Olivia Byington - Lady Jane no outono alemão.


Eu sou um cara que costuma dar sorte com os vizinhos. Quando eu morava no Liége Tijuca, no apartamento de meus pais no Rio de Janeiro, que me abrigou por longos 25 anos, tinha um que morava no 105 e que se chamava Marco Brasil. Marco era da minha idade, mas àquela época ele andava muito mais curioso do que eu, em termos de conhecimentos musicais. Com apenas treze anos, ele já curtia discos do Triumvirat, um grupo de rock progressivo aqui da Alemanha, gostava de Azymuth e do som de uma dupla chamada Burnier & Cartier, que eu vivia escutando do chuveiro do nosso 306. "Foram pra São Paulo pra fazer dinheiro/ tava na cara ficaram nus, ficaram nus...", dizia a música mais legal deles, a "Ficaram Nus". A canção vinha do primeiro andar, claro. Lá estava o Marco brasileiro botando suas bolachas pretas pra rolar na sua pick-up turbinada.

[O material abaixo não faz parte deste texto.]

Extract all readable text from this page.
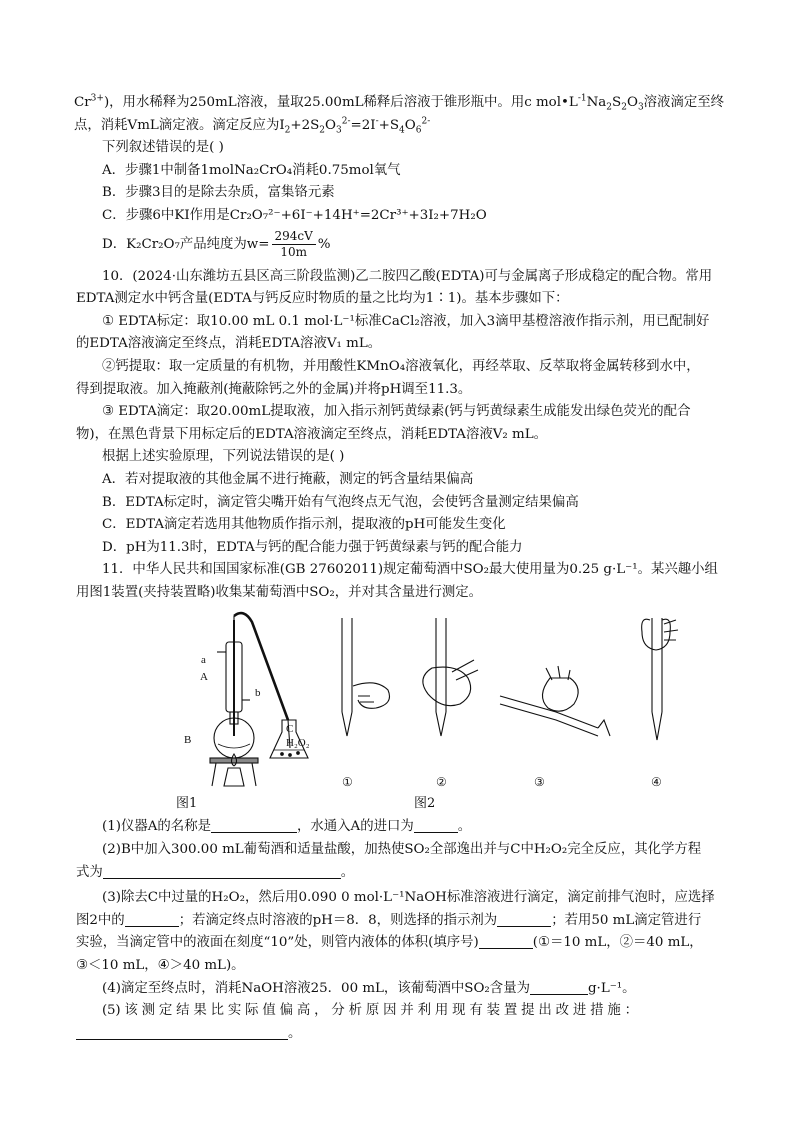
$Cr^{3+}$)，用水稀释为250mL溶液，量取25.00mL稀释后溶液于锥形瓶中。用c $mol•L^{-1}Na_2S_2O_3$溶液滴定至终
点，消耗VmL滴定液。滴定反应为$I_2+2S_2O_3^{2-}=2I^-+S_4O_6^{2-}$
下列叙述错误的是( )
A．步骤1中制备1molNa₂CrO₄消耗0.75mol氧气
B．步骤3目的是除去杂质，富集铬元素
C．步骤6中KI作用是Cr₂O₇²⁻+6I⁻+14H⁺=2Cr³⁺+3I₂+7H₂O
D．K₂Cr₂O₇产品纯度为$w= \frac{294cV}{10m}$ %
10．(2024·山东潍坊五县区高三阶段监测)乙二胺四乙酸(EDTA)可与金属离子形成稳定的配合物。常用
EDTA测定水中钙含量(EDTA与钙反应时物质的量之比均为1∶1)。基本步骤如下：
① EDTA标定：取10.00 mL 0.1 mol·L⁻¹标准CaCl₂溶液，加入3滴甲基橙溶液作指示剂，用已配制好
的EDTA溶液滴定至终点，消耗EDTA溶液V₁ mL。
②钙提取：取一定质量的有机物，并用酸性KMnO₄溶液氧化，再经萃取、反萃取将金属转移到水中，
得到提取液。加入掩蔽剂(掩蔽除钙之外的金属)并将pH调至11.3。
③ EDTA滴定：取20.00mL提取液，加入指示剂钙黄绿素(钙与钙黄绿素生成能发出绿色荧光的配合
物)，在黑色背景下用标定后的EDTA溶液滴定至终点，消耗EDTA溶液V₂ mL。
根据上述实验原理，下列说法错误的是( )
A．若对提取液的其他金属不进行掩蔽，测定的钙含量结果偏高
B．EDTA标定时，滴定管尖嘴开始有气泡终点无气泡，会使钙含量测定结果偏高
C．EDTA滴定若选用其他物质作指示剂，提取液的pH可能发生变化
D．pH为11.3时，EDTA与钙的配合能力强于钙黄绿素与钙的配合能力
11．中华人民共和国国家标准(GB 27602011)规定葡萄酒中SO₂最大使用量为0.25 g·L⁻¹。某兴趣小组
用图1装置(夹持装置略)收集某葡萄酒中SO₂，并对其含量进行测定。
a
A
b
B
C
H₂O₂
①	②	③	④
图1	图2
(1)仪器A的名称是	，水通入A的进口为	。
(2)B中加入300.00 mL葡萄酒和适量盐酸，加热使SO₂全部逸出并与C中H₂O₂完全反应，其化学方程
式为	。
(3)除去C中过量的H₂O₂，然后用0.090 0 mol·L⁻¹NaOH标准溶液进行滴定，滴定前排气泡时，应选择
图2中的	；若滴定终点时溶液的pH＝8．8，则选择的指示剂为	；若用50 mL滴定管进行
实验，当滴定管中的液面在刻度“10”处，则管内液体的体积(填序号)	(①＝10 mL，②＝40 mL，
③＜10 mL，④＞40 mL)。
(4)滴定至终点时，消耗NaOH溶液25．00 mL，该葡萄酒中SO₂含量为	g·L⁻¹。
(5) 该 测 定 结 果 比 实 际 值 偏 高 ， 分 析 原 因 并 利 用 现 有 装 置 提 出 改 进 措 施 ：
。
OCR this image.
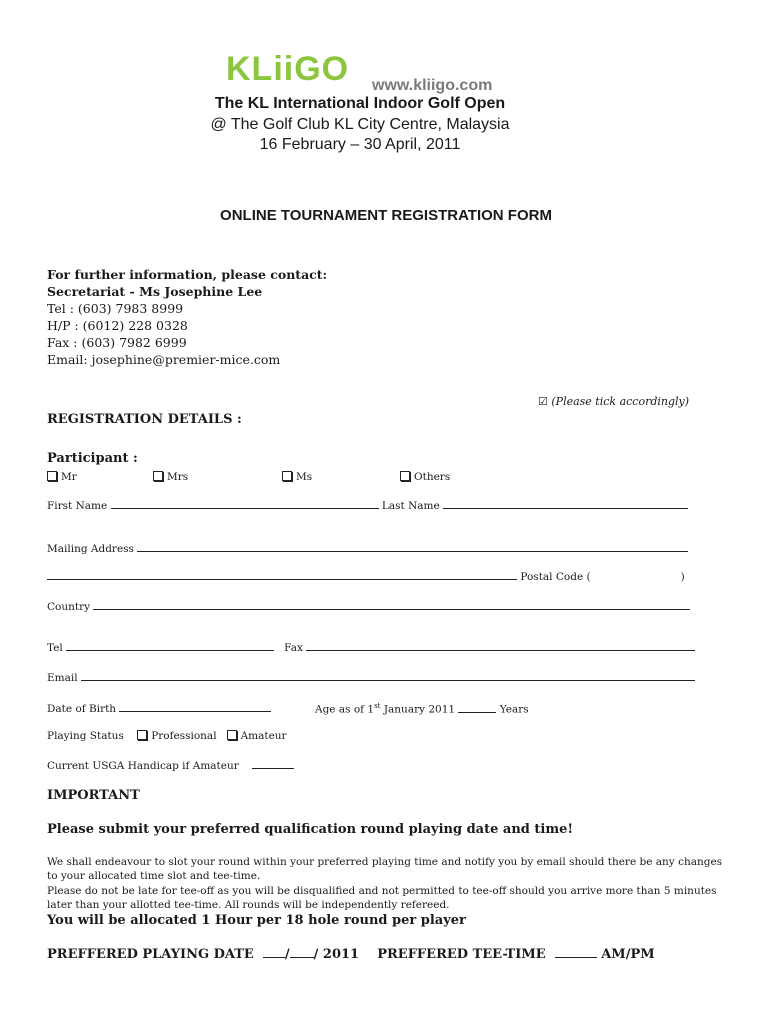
KLiiGO www.kliigo.com
The KL International Indoor Golf Open
@ The Golf Club KL City Centre, Malaysia
16 February – 30 April, 2011
ONLINE TOURNAMENT REGISTRATION FORM
For further information, please contact:
Secretariat - Ms Josephine Lee
Tel : (603) 7983 8999
H/P : (6012) 228 0328
Fax : (603) 7982 6999
Email: josephine@premier-mice.com
☑ (Please tick accordingly)
REGISTRATION DETAILS :
Participant :
Mr	Mrs	Ms	Others
First Name	Last Name
Mailing Address
Postal Code (	)
Country
Tel	Fax
Email
Date of Birth	Age as of 1st January 2011	Years
Playing Status	Professional Amateur
Current USGA Handicap if Amateur
IMPORTANT
Please submit your preferred qualification round playing date and time!
We shall endeavour to slot your round within your preferred playing time and notify you by email should there be any changes to your allocated time slot and tee-time.
Please do not be late for tee-off as you will be disqualified and not permitted to tee-off should you arrive more than 5 minutes later than your allotted tee-time. All rounds will be independently refereed.
You will be allocated 1 Hour per 18 hole round per player
PREFFERED PLAYING DATE / / 2011 PREFFERED TEE-TIME	AM/PM
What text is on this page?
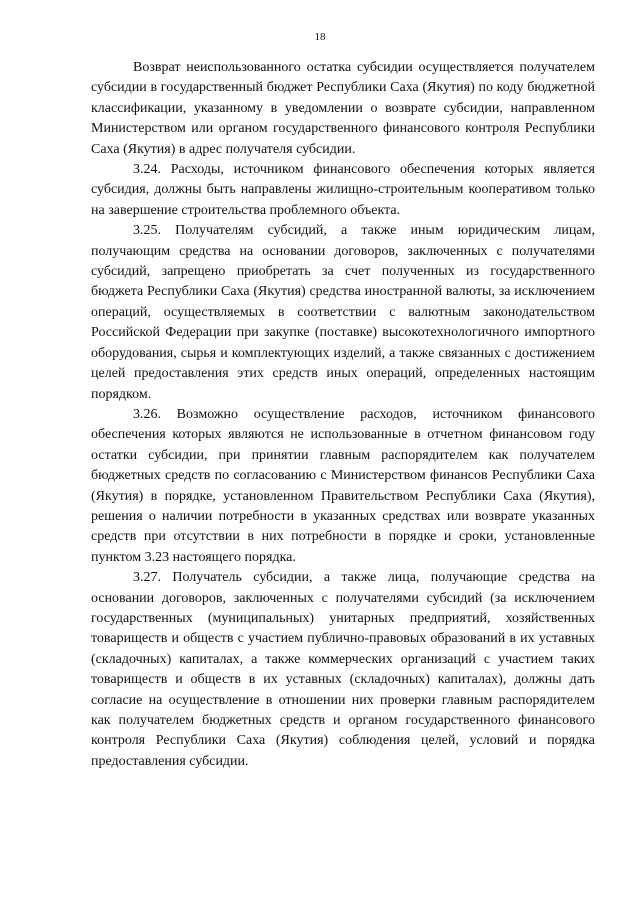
18

Возврат неиспользованного остатка субсидии осуществляется получателем субсидии в государственный бюджет Республики Саха (Якутия) по коду бюджетной классификации, указанному в уведомлении о возврате субсидии, направленном Министерством или органом государственного финансового контроля Республики Саха (Якутия) в адрес получателя субсидии.

3.24. Расходы, источником финансового обеспечения которых является субсидия, должны быть направлены жилищно-строительным кооперативом только на завершение строительства проблемного объекта.

3.25. Получателям субсидий, а также иным юридическим лицам, получающим средства на основании договоров, заключенных с получателями субсидий, запрещено приобретать за счет полученных из государственного бюджета Республики Саха (Якутия) средства иностранной валюты, за исключением операций, осуществляемых в соответствии с валютным законодательством Российской Федерации при закупке (поставке) высокотехнологичного импортного оборудования, сырья и комплектующих изделий, а также связанных с достижением целей предоставления этих средств иных операций, определенных настоящим порядком.

3.26. Возможно осуществление расходов, источником финансового обеспечения которых являются не использованные в отчетном финансовом году остатки субсидии, при принятии главным распорядителем как получателем бюджетных средств по согласованию с Министерством финансов Республики Саха (Якутия) в порядке, установленном Правительством Республики Саха (Якутия), решения о наличии потребности в указанных средствах или возврате указанных средств при отсутствии в них потребности в порядке и сроки, установленные пунктом 3.23 настоящего порядка.

3.27. Получатель субсидии, а также лица, получающие средства на основании договоров, заключенных с получателями субсидий (за исключением государственных (муниципальных) унитарных предприятий, хозяйственных товариществ и обществ с участием публично-правовых образований в их уставных (складочных) капиталах, а также коммерческих организаций с участием таких товариществ и обществ в их уставных (складочных) капиталах), должны дать согласие на осуществление в отношении них проверки главным распорядителем как получателем бюджетных средств и органом государственного финансового контроля Республики Саха (Якутия) соблюдения целей, условий и порядка предоставления субсидии.
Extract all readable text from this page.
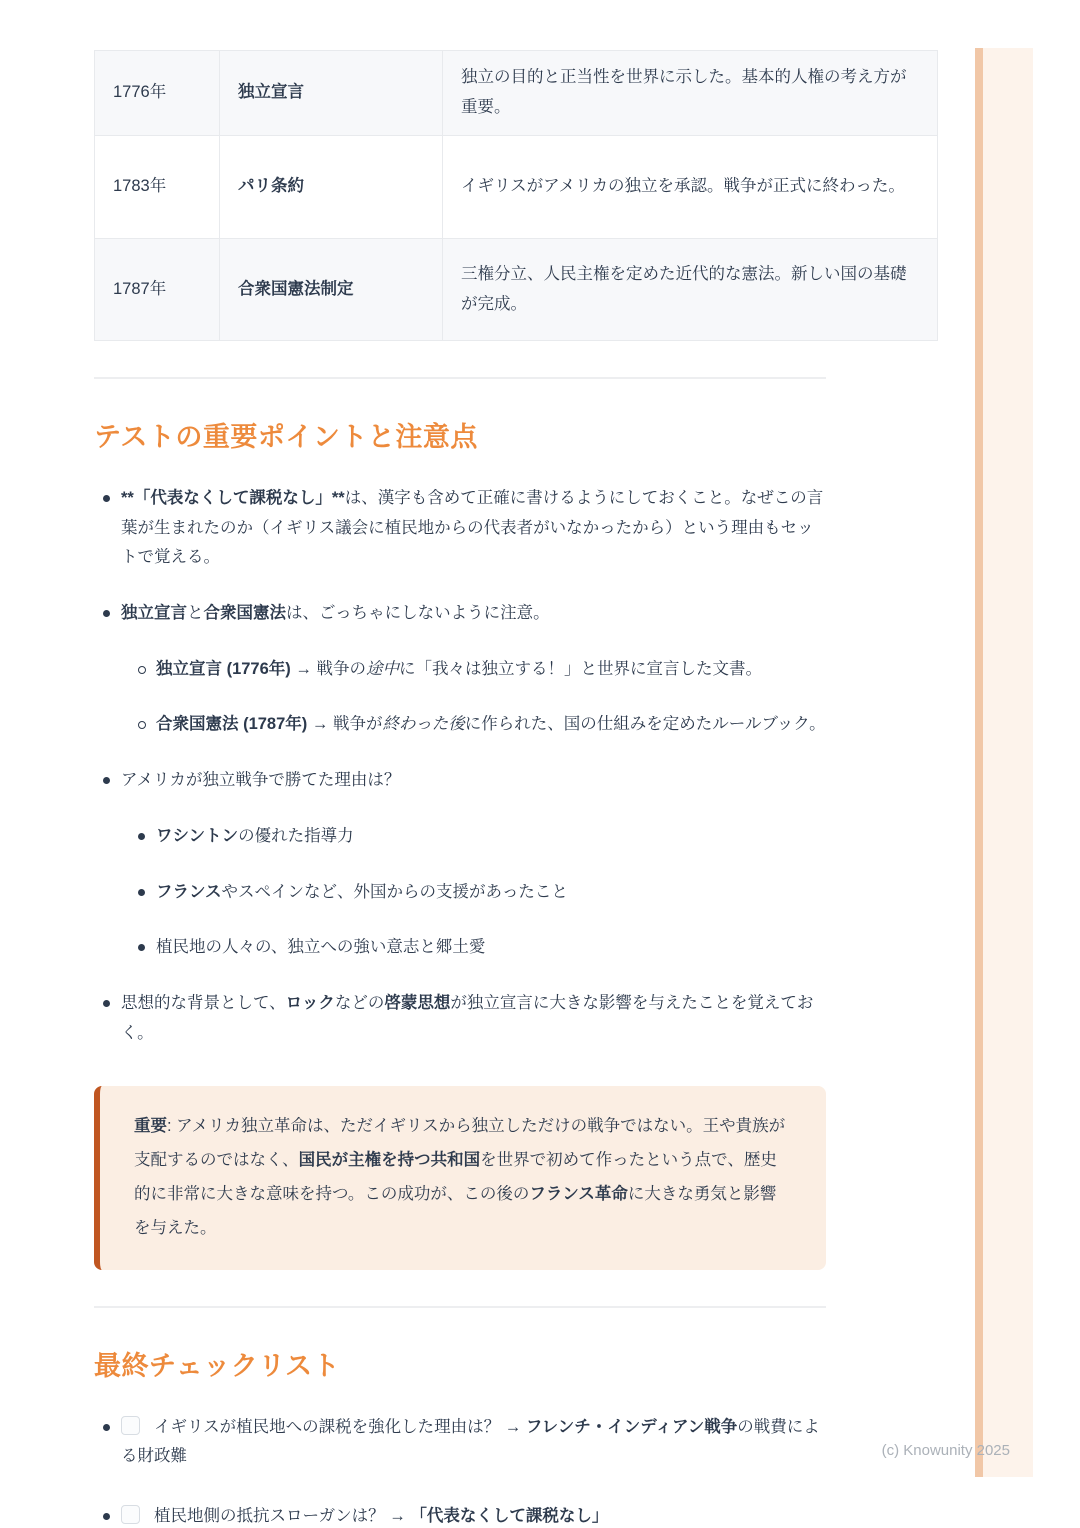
1776年	独立宣言	独立の目的と正当性を世界に示した。基本的人権の考え方が重要。
1783年	パリ条約	イギリスがアメリカの独立を承認。戦争が正式に終わった。
1787年	合衆国憲法制定	三権分立、人民主権を定めた近代的な憲法。新しい国の基礎が完成。
テストの重要ポイントと注意点
**「代表なくして課税なし」**は、漢字も含めて正確に書けるようにしておくこと。なぜこの言葉が生まれたのか（イギリス議会に植民地からの代表者がいなかったから）という理由もセットで覚える。
独立宣言と合衆国憲法は、ごっちゃにしないように注意。
独立宣言 (1776年) → 戦争の途中に「我々は独立する！」と世界に宣言した文書。
合衆国憲法 (1787年) → 戦争が終わった後に作られた、国の仕組みを定めたルールブック。
アメリカが独立戦争で勝てた理由は？
ワシントンの優れた指導力
フランスやスペインなど、外国からの支援があったこと
植民地の人々の、独立への強い意志と郷土愛
思想的な背景として、ロックなどの啓蒙思想が独立宣言に大きな影響を与えたことを覚えておく。
重要: アメリカ独立革命は、ただイギリスから独立しただけの戦争ではない。王や貴族が支配するのではなく、国民が主権を持つ共和国を世界で初めて作ったという点で、歴史的に非常に大きな意味を持つ。この成功が、この後のフランス革命に大きな勇気と影響を与えた。
最終チェックリスト
イギリスが植民地への課税を強化した理由は？ → フレンチ・インディアン戦争の戦費による財政難
植民地側の抵抗スローガンは？ → 「代表なくして課税なし」
(c) Knowunity 2025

Marco é desses amigos-vizinhos que a gente não esquece. Quem mais poderia ter me apresentado o álbum "Minas", de Milton Nascimento, senão ele? Foi junto com o Marco também que ouvi pela primeira vez o "Wish You Were Here", aquele discaço sensacional do Pink Floyd, que fazia a cabeça de um garoto como eu que, até então, nunca tinha experimentado erva alguma. Ah, e outro trabalho que me deixou bastante abismado com tamanha estranheza foi "Durante o Verão", da A Barca do Sol.

A Barca do Sol, a mesma que o desenhista Carlos Pertius (descoberto pela doutora Nise da Silveira, do Museu do Inconsciente) deve ter visto passar no horizonte (e que depois virou uma obra fascinante dele)-, fazia um tipo de rock que eu nunca tinha ouvido igual. Gostei da banda logo de cara, mas eles eram um grupo raro demais, raríssimo: era difícil encontrar um lp deles nas lojas. Shows deles,então, nem se fala.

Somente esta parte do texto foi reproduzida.